There exists a relatively small amount of continuity in college football. Due to the nature of amateur and professional ball, a program’s best and brightest will bolt for the NFL sooner (no pun intended) rather than later.
Because of that, it’s always nice when you can bolster your receiving corps with a grad transfer like Jeff Badet after losing a massive playmaker.
This time last spring, the media and fans alike wondered who could fill Sterling Shepard’s size 11s. ‘Of course, nobody could quite replace Shepard,’ they said, and it was true: he was a special, unique talent, evident by his early success in the NFL.

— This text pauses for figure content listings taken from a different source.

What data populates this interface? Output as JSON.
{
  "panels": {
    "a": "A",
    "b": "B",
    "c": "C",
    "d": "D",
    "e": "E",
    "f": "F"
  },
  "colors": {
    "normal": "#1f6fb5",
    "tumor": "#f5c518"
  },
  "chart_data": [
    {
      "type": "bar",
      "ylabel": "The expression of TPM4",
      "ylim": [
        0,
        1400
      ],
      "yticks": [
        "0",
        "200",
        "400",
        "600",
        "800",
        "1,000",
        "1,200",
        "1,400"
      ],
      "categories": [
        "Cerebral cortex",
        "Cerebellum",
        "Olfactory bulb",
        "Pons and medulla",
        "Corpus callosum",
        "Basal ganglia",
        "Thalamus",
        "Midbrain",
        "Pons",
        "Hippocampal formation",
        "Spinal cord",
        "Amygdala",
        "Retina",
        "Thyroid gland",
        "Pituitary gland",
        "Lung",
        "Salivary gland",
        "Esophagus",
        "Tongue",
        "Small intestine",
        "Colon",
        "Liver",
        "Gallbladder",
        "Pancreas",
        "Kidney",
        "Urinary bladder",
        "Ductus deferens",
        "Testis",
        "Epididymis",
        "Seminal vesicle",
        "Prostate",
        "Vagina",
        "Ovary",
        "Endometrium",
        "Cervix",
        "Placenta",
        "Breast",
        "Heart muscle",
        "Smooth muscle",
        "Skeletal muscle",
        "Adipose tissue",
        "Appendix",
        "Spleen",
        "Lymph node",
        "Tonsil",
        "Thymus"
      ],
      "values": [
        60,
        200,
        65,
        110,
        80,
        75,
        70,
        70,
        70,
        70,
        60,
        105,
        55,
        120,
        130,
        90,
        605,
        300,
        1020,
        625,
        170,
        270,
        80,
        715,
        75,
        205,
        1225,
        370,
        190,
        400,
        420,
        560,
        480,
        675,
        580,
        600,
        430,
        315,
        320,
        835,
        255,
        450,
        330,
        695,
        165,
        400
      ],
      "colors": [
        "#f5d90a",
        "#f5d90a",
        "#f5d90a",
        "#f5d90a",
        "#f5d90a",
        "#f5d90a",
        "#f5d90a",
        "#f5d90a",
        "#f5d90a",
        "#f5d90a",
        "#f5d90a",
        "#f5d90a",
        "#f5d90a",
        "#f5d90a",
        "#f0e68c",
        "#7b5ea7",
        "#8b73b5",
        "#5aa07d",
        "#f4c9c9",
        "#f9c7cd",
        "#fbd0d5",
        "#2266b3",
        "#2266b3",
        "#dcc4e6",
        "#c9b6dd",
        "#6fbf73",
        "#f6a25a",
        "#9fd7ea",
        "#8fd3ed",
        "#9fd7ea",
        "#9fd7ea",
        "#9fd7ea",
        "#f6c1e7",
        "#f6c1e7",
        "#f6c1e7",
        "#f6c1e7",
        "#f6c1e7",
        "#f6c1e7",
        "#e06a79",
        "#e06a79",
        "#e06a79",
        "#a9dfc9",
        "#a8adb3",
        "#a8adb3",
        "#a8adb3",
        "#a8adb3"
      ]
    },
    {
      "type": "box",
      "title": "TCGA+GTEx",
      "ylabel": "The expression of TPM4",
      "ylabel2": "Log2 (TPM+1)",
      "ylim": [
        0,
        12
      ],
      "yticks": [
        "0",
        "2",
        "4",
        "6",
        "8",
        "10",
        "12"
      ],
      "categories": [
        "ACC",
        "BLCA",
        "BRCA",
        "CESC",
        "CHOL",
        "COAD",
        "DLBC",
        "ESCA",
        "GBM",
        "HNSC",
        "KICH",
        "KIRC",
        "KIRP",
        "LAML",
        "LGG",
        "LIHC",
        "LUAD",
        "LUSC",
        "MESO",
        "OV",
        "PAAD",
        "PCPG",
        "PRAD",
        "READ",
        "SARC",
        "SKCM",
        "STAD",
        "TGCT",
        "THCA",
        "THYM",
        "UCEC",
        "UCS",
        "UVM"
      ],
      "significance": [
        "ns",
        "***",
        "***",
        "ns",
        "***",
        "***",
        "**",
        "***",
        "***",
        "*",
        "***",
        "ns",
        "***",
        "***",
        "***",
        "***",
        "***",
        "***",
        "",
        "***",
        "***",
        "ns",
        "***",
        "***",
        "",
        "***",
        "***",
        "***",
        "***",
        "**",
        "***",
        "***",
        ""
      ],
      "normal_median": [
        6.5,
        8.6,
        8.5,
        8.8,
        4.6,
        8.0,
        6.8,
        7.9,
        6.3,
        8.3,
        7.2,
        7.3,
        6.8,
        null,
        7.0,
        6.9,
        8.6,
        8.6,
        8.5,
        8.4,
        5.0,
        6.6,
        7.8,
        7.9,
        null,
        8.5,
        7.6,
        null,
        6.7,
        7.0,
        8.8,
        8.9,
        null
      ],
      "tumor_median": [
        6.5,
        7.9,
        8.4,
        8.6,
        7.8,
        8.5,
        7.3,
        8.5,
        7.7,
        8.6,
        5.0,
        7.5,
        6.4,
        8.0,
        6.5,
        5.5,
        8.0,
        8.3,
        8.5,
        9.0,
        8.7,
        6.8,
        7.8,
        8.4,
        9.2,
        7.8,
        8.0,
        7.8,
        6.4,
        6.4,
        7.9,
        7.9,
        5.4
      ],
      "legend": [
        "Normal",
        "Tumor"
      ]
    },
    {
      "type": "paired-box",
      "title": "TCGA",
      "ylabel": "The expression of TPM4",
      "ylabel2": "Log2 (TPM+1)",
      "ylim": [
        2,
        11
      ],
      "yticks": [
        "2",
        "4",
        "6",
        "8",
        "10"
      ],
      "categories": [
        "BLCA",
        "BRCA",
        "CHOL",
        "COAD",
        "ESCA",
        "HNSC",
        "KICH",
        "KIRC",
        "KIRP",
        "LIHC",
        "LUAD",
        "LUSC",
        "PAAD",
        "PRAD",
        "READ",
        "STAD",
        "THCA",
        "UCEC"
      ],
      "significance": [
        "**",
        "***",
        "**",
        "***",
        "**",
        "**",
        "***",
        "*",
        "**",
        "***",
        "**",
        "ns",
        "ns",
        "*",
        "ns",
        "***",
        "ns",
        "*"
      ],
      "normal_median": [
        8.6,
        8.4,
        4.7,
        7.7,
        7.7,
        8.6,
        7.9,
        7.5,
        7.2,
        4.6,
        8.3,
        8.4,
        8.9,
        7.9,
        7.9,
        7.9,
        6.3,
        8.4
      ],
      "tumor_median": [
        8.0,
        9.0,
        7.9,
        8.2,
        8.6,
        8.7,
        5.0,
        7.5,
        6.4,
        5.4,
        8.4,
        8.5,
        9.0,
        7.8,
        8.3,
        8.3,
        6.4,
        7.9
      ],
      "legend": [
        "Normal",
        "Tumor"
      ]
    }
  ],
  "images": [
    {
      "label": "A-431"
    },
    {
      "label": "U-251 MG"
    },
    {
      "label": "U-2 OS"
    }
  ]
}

And then came DeDe Westbrook. The signs were there -- the breakaway speed, the nimble moves, but he never quite put it together in his first season with the Sooners. Last season, he broke out in a big way. Like Shepard, Westbrook’s ultimate destination was playing on Sundays. If I need to remind you what he did last season, you have a pretty short memory.
Enter Jeff Badet. The grad transfer out of Kentucky is 6’, 180 lbs (for reference, he’s almost exactly the same size as Westbrook). As our Jack Shields points out, he’s got everything you’d want in a wide receiver skill-wise: soft hands, great ball skills, and excellent open field speed and playmaking ability.
In a run-heavy Kentucky offense, Badet tallied 670 yards on 32 catches — that’s 21.6 yards per reception. He also averaged 22.6 yards per kickoff return.
Badet could be this season’s breakout star. With a quarterback like Baker Mayfield at the helm, his true potential will be unleashed.
I don’t want to minimize the contributions of guys like A.D. Miller, Mark Andrews, Dahu Green, and Jeffrey Mead. This could change, but (with the possible exception of Andrews), no other receiver seems poised to make a stark leap from last season’s production.
There will be a lot of balls to go around in the absence of Westbrook and Geno Lewis. In an offense that has few proven playmakers, Badet’s big play ability can be, pardon the expression, Westbrookian:
Lincoln Riley uses short throws sometimes to mix it up, but his roots are in the Air Raid. Spreading out the field has been a huge weapon for Riley’s offense when combined with Mayfield’s mobility. Expect to see plenty of deep routes for Badet too:
And it’s not like Badet was playing against, say, Mountain West or Conference USA defenses: he matched up against top-flight SEC defenses every single week. Against blue-chip talent, Badet was able to line up inside, outside, in the slot — wherever he needed to be. That versatility will suit him incredibly well at OU.
By all accounts, Badet is ready to work and prove himself an asset. He wouldn’t uproot himself from Kentucky, a place he clearly loves based on a quick scroll through his social media. He’s coming here to work; Bob Stoops, Lincoln Riley, and the Sooner coaching staff wouldn’t go through the hassle of bringing Badet in if they weren’t convinced of that.
And he’s saying all the right things so far, like in this interview with Sooner Scoop’s Josh McCuistion:
"I told (the Oklahoma coaches) I don’t want anything given to me. I understand (coaches) telling me this and that, but it’s part of me coming in and working hard and that’s another way of earning guys’ trust on the team. Also, not just a guy who already comes in and has a spot but a guy who works hard and will earn it," he said. "The coaches were really just telling you everything you need to believe, that was something that hurt me coming out of high school. I just took it all in and then really is trying to hear what everybody else is trying to sell me.
"I really tell the schools showing me this and that, I just want to sit down in the meeting room and I’m not a big guy about showing me this and that because really I’m going to be there for six months. Just show me things in the meeting room and have facts behind them of things you want to do."
Badet is still working on graduating from Kentucky and will join the team for summer practice and fall camp. Because of that, it may take him some time to get acclimated. It may take a few weeks for him to get into a rhythm with Mayfield. I believe that, by the end of the season, Badet will be the clear cut go-to receiver for the Sooner offense.
I’m not saying that Badet will be the next great receiver in a long, long line of them. Just don’t be surprised if he proves to be a very valuable asset to an offense that could use a playmaker of Badet’s caliber. He’s got the skills, the pedigree, and the want-to that could make him a special addition.